We further tested the application of ReST in deep tissue PACT to suppress the background signals and improve the image contrast by taking the differential image at high and low temperatures. First, phantoms with both red and black ReST mixed Matrigel at 5-mm depth [Fig. 6(a)] and 10-mm depth [Fig. 6(b)] were imaged at 20°C and 40°C. Strong photoacoustic amplitude was detected at 20°C for both black and red ReST with 5-mm depth phantom. After heating the phantom to 40°C, the photoacoustic amplitude of both the black and red ReST decreased, more so for the black ReST. In the differential image, the black ReST signal was stronger than the red ReST, and the nonswitching background signal was weaker than that in the original photoacoustic images acquired at 20°C and 40°C. The 10-mm-deep phantom demonstrated a similar temperature-related trend as the 5-mm-deep phantom, but the photoacoustic signal amplitudes were lower due to the light attenuation [Fig. 6(b)].

Fig. 6

Deep-tissue PACT of the red and black ReST. (a), (b) In vitro PACT projection images of red- or black-ReST-Matrigel phantom at 5 and 10 mm depth at 20°C and 40°C, as well as the differential photoacoustic image between 20°C and 40°C. All top-view photoacoustic projection images are shown in log scale. (c), (d) Comparison of CNR quantified from images at different temperatures as well as the differential image at 5 and 10 mm depth. (e)–(g) In vivo PACT projection images of the ReST-Matrigel implant in mouse flank at 5, 8, and 13 mm depth, as well as the corresponding differential photoacoustic images.

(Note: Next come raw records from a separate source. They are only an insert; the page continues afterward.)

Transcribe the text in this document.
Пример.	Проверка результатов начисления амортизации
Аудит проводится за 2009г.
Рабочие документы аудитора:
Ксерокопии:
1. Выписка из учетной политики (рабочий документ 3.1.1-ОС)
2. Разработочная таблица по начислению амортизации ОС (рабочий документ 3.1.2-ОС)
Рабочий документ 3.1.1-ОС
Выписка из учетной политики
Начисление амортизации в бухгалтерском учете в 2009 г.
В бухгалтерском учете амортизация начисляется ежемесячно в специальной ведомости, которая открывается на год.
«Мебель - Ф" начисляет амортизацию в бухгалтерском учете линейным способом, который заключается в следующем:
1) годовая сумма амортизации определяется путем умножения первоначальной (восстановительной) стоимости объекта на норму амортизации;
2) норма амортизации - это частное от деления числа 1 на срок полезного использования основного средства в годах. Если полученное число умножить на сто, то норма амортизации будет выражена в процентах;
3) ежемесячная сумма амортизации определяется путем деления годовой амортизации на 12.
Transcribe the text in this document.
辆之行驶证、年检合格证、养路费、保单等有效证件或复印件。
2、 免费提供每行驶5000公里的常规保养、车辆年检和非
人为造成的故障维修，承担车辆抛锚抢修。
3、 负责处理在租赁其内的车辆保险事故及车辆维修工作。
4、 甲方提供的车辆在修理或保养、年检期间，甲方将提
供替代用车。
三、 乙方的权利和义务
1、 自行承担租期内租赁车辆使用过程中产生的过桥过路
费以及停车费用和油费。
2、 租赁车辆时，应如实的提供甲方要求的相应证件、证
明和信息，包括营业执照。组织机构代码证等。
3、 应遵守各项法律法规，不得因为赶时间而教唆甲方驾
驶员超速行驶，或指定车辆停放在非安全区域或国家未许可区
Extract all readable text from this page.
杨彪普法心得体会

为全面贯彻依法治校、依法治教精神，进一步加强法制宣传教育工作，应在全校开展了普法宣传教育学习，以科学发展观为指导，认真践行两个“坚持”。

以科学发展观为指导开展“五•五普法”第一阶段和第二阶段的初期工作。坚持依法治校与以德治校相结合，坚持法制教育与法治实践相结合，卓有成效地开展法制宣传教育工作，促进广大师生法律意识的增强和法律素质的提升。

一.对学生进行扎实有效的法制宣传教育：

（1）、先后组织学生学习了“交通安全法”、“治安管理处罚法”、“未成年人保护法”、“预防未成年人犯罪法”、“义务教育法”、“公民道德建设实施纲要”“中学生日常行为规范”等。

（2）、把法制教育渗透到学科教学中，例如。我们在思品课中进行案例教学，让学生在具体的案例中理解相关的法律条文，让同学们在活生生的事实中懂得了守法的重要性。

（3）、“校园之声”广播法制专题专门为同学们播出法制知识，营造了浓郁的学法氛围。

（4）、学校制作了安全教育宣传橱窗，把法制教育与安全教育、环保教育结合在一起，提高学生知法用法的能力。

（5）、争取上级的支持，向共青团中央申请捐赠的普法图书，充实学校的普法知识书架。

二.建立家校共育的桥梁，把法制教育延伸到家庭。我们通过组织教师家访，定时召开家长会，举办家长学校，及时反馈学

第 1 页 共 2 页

The differential images had higher CNR than the original images, and the black ReST had higher CNR than the red ReST, shown in Figs. 6(c) and 6(d). For red ReST in the 5-mm-deep phantom, the improvement in CNR was 16.2% versus the image at 20°C, and 51.6% versus the image at 40°C. For the black ReST, the improvement in CNR was 33.2% versus the image at 20°C and 119.1% versus the image at 40°C. Similar improvements in CNR by the differential images were obtained on the 10-mm-deep phantom.

For the in vivo experiments with the ReST-Matrigel implant in the mouse flank, we overlayed blood-mixed agar with different thicknesses (5, 8, and 13 mm) on top of the mouse skin to mimic different imaging depths, shown in Figs. 6(e)–6(g). The photoacoustic images were presented in log scale to better depict the weak signals, whereas the ultrasound images were shown in linear scale. At 5-mm depth, the background signal amplitude from blood vessels was strong at both 20°C and 40°C [Fig. 6(e)]. With the strong background signals, we were not able to visualize the red ReST implant at 20°C or distinguish black and red ReST implants at 40°C. In contrast, the differential photoacoustic image clearly showed the black and red ReST implant location, with much reduced background blood signals. Additional imaging was performed at 8- and 13-mm depth [Figs. 6(f) and 6(g)]. The differential images at all depths clearly improved the contrast of the ReST implants, even though the photoacoustic signal amplitude decreased with imaging depth due to light attenuation.